What is the research plan? A combination of experiments and high-end analyses will be used to develop an understanding of the behavior of pre-Northridge earthquake panel zone assemblies. Three full-scale tests of panel zone assemblies replicating construction practices employed in the 1980s will be conducted in the Structural Testing Lab at NIST, depending on laboratory availability. Should the NIST lab be unavailable, then testing at an outside facility will be considered. A high-end nonlinear finite element analysis software, such as ABAQUS (Dassault Systemes, 2016), will be used develop models to study behavior and inform the test specimen development as well as models that replicate the tests and provide a testbed for conducting a parametric study to evaluate additional assemblies within the bounds of the tested assemblies.

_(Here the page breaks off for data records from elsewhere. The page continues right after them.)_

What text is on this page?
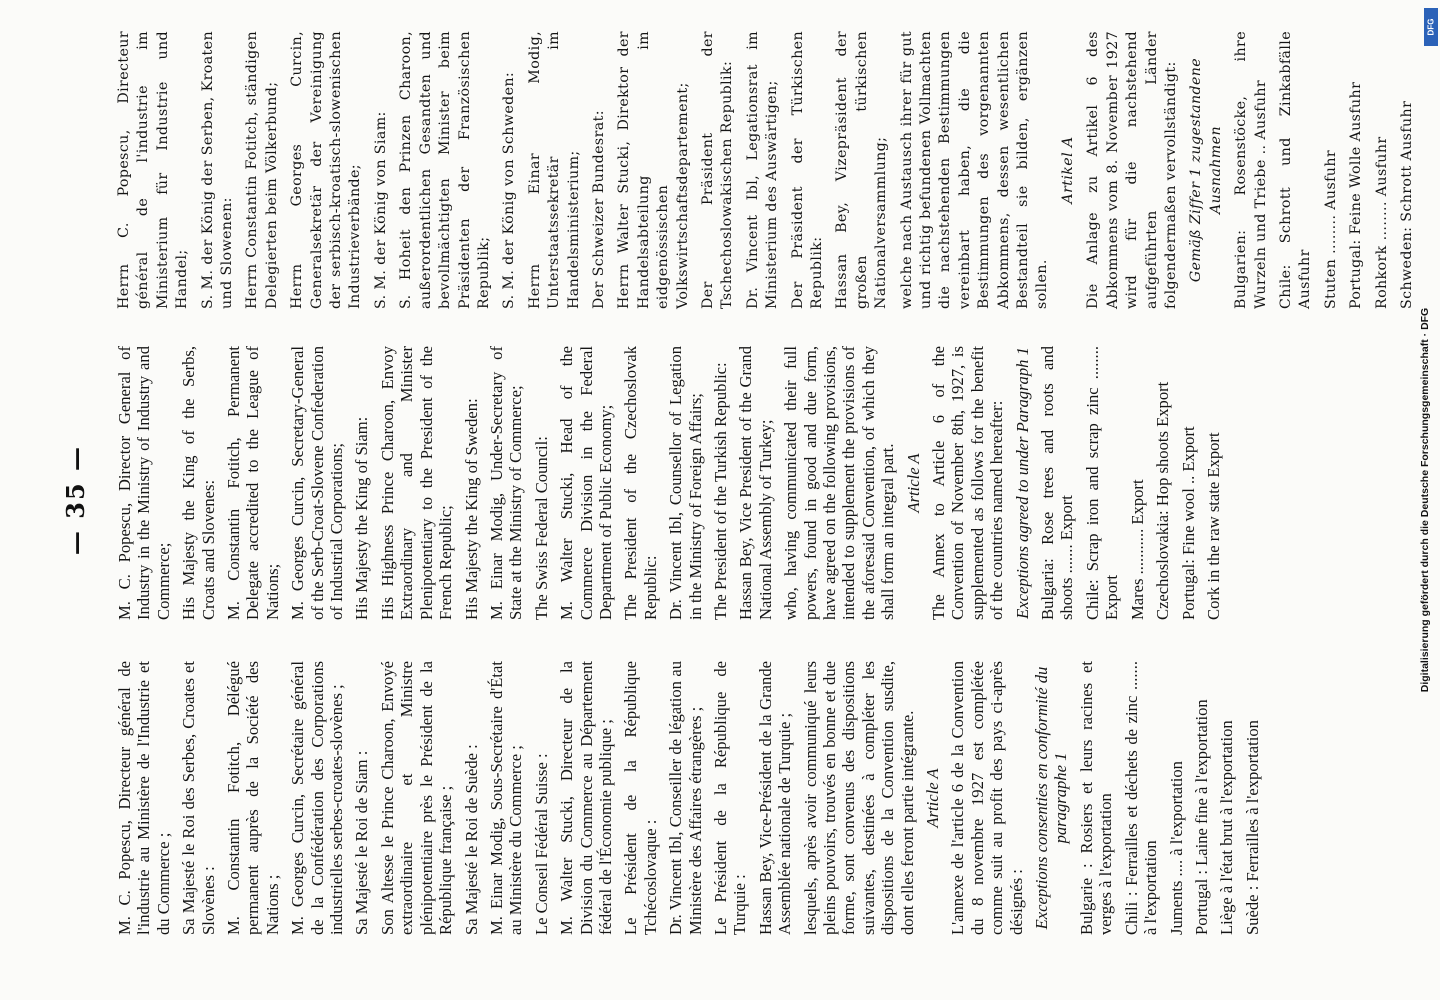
— 35 —
M. C. Popescu, Directeur général de l'industrie au Ministère de l'Industrie et du Commerce ; Sa Majesté le Roi des Serbes, Croates et Slovènes : M. Constantin Fotitch, Délégué permanent auprès de la Société des Nations ; M. Georges Curcin, Secrétaire général de la Confédération des Corporations industrielles serbes-croates-slovènes ; Sa Majesté le Roi de Siam : Son Altesse le Prince Charoon, Envoyé extraordinaire et Ministre plénipotentiaire près le Président de la République française ; Sa Majesté le Roi de Suède : M. Einar Modig, Sous-Secrétaire d'État au Ministère du Commerce ; Le Conseil Fédéral Suisse : M. Walter Stucki, Directeur de la Division du Commerce au Département fédéral de l'Économie publique ; Le Président de la République Tchécoslovaque : Dr. Vincent Ibl, Conseiller de légation au Ministère des Affaires étrangères ; Le Président de la République de Turquie : Hassan Bey, Vice-Président de la Grande Assemblée nationale de Turquie ; lesquels, après avoir communiqué leurs pleins pouvoirs, trouvés en bonne et due forme, sont convenus des dispositions suivantes, destinées à compléter les dispositions de la Convention susdite, dont elles feront partie intégrante. Article A L'annexe de l'article 6 de la Convention du 8 novembre 1927 est complétée comme suit au profit des pays ci-après désignés : Exceptions consenties en conformité du paragraphe 1 Bulgarie : Rosiers et leurs racines et verges à l'exportation Chili : Ferrailles et déchets de zinc ....... à l'exportation Juments .... à l'exportation Portugal : Laine fine à l'exportation Liège à l'état brut à l'exportation Suède : Ferrailles à l'exportation
M. C. Popescu, Director General of Industry in the Ministry of Industry and Commerce; His Majesty the King of the Serbs, Croats and Slovenes: M. Constantin Fotitch, Permanent Delegate accredited to the League of Nations; M. Georges Curcin, Secretary-General of the Serb-Croat-Slovene Confederation of Industrial Corporations; His Majesty the King of Siam: His Highness Prince Charoon, Envoy Extraordinary and Minister Plenipotentiary to the President of the French Republic; His Majesty the King of Sweden: M. Einar Modig, Under-Secretary of State at the Ministry of Commerce; The Swiss Federal Council: M. Walter Stucki, Head of the Commerce Division in the Federal Department of Public Economy; The President of the Czechoslovak Republic: Dr. Vincent Ibl, Counsellor of Legation in the Ministry of Foreign Affairs; The President of the Turkish Republic: Hassan Bey, Vice President of the Grand National Assembly of Turkey; who, having communicated their full powers, found in good and due form, have agreed on the following provisions, intended to supplement the provisions of the aforesaid Convention, of which they shall form an integral part. Article A The Annex to Article 6 of the Convention of November 8th, 1927, is supplemented as follows for the benefit of the countries named hereafter: Exceptions agreed to under Paragraph 1 Bulgaria: Rose trees and roots and shoots ....... Export Chile: Scrap iron and scrap zinc ........ Export Mares ........... Export Czechoslovakia: Hop shoots Export Portugal: Fine wool .. Export Cork in the raw state Export
Herrn C. Popescu, Directeur général de l'industrie im Ministerium für Industrie und Handel; S. M. der König der Serben, Kroaten und Slowenen: Herrn Constantin Fotitch, ständigen Delegierten beim Völkerbund; Herrn Georges Curcin, Generalsekretär der Vereinigung der serbisch-kroatisch-slowenischen Industrieverbände; S. M. der König von Siam: S. Hoheit den Prinzen Charoon, außerordentlichen Gesandten und bevollmächtigten Minister beim Präsidenten der Französischen Republik; S. M. der König von Schweden: Herrn Einar Modig, Unterstaatssekretär im Handelsministerium; Der Schweizer Bundesrat: Herrn Walter Stucki, Direktor der Handelsabteilung im eidgenössischen Volkswirtschaftsdepartement; Der Präsident der Tschechoslowakischen Republik: Dr. Vincent Ibl, Legationsrat im Ministerium des Auswärtigen; Der Präsident der Türkischen Republik: Hassan Bey, Vizepräsident der großen türkischen Nationalversammlung; welche nach Austausch ihrer für gut und richtig befundenen Vollmachten die nachstehenden Bestimmungen vereinbart haben, die die Bestimmungen des vorgenannten Abkommens, dessen wesentlichen Bestandteil sie bilden, ergänzen sollen.
Artikel A Die Anlage zu Artikel 6 des Abkommens vom 8. November 1927 wird für die nachstehend aufgeführten Länder folgendermaßen vervollständigt: Gemäß Ziffer 1 zugestandene Ausnahmen Bulgarien: Rosenstöcke, ihre Wurzeln und Triebe .. Ausfuhr Chile: Schrott und Zinkabfälle Ausfuhr Stuten ........ Ausfuhr Portugal: Feine Wolle Ausfuhr Rohkork ........ Ausfuhr Schweden: Schrott Ausfuhr
Digitalisierung gefördert durch die Deutsche Forschungsgemeinschaft · DFG
DFG
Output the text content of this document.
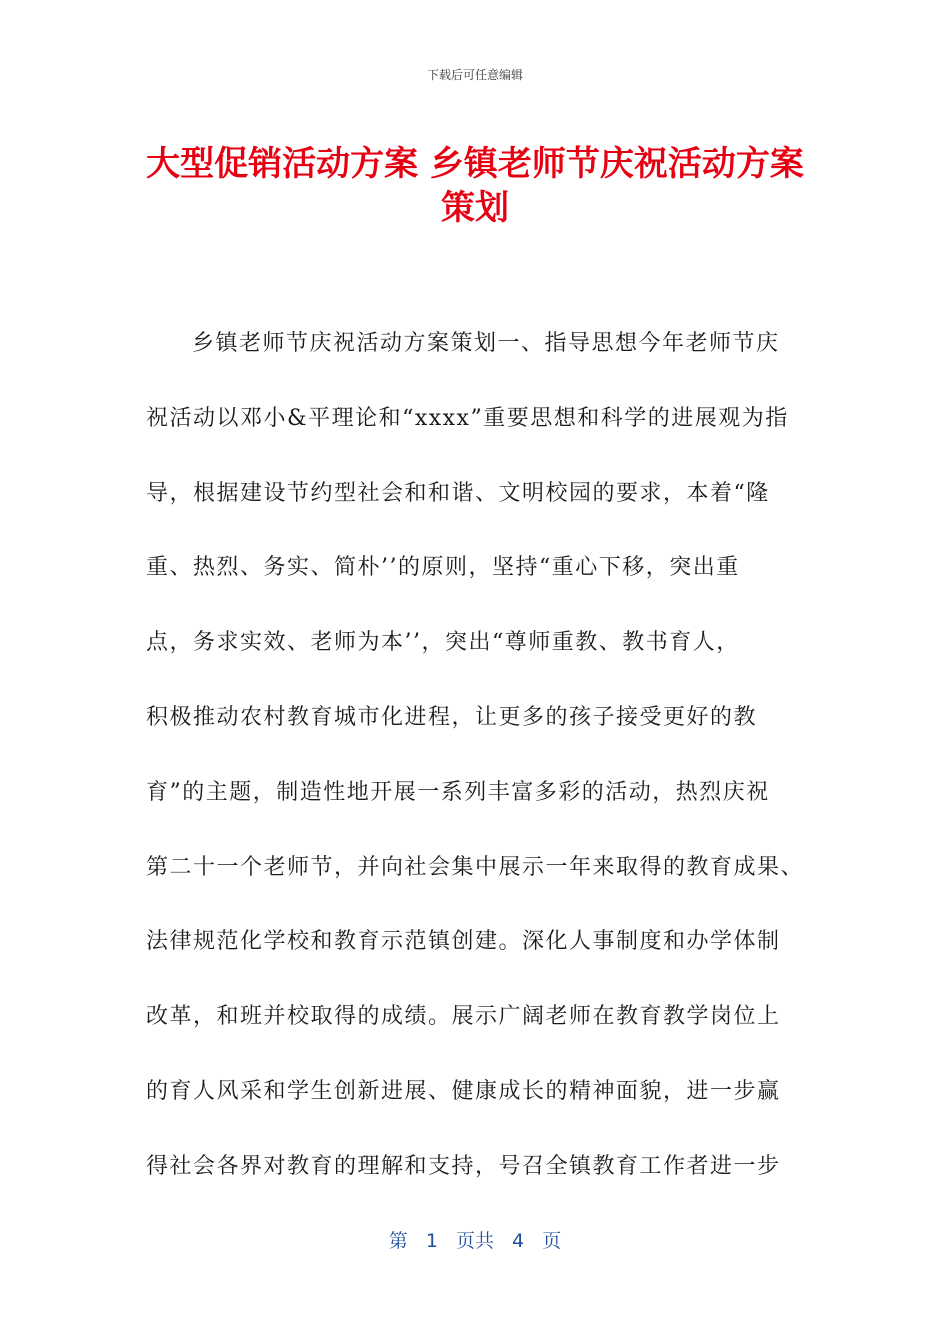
下载后可任意编辑
大型促销活动方案 乡镇老师节庆祝活动方案
策划
乡镇老师节庆祝活动方案策划一、指导思想今年老师节庆
祝活动以邓小&平理论和“xxxx”重要思想和科学的进展观为指
导，根据建设节约型社会和和谐、文明校园的要求，本着“隆
重、热烈、务实、简朴’’的原则，坚持“重心下移，突出重
点，务求实效、老师为本’’，突出“尊师重教、教书育人，
积极推动农村教育城市化进程，让更多的孩子接受更好的教
育”的主题，制造性地开展一系列丰富多彩的活动，热烈庆祝
第二十一个老师节，并向社会集中展示一年来取得的教育成果、
法律规范化学校和教育示范镇创建。深化人事制度和办学体制
改革，和班并校取得的成绩。展示广阔老师在教育教学岗位上
的育人风采和学生创新进展、健康成长的精神面貌，进一步赢
得社会各界对教育的理解和支持，号召全镇教育工作者进一步
第 1 页共 4 页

Collaboration with American Institute of Steel Construction and the Lincoln Electric Company, the foremost US manufacturer of welding equipment and associated welding rods, will be necessary to construct test specimens representative of the pre-Northridge era. Pre-Northridge connections utilized a less ductile weld rod metallurgy than is currently used in the US, therefore, use of weld filler metal corresponding to this earlier construction era is essential in specimen construction, to be performed by an outside fabricator familiar with construction practices prior to the Northridge Earthquake.
Results from this project will develop criteria for assessment of pre-Northridge earthquake panel zone assemblies for incorporation into ASCE 41. Further, guidance on retrofit schemes of these assembles will be developed.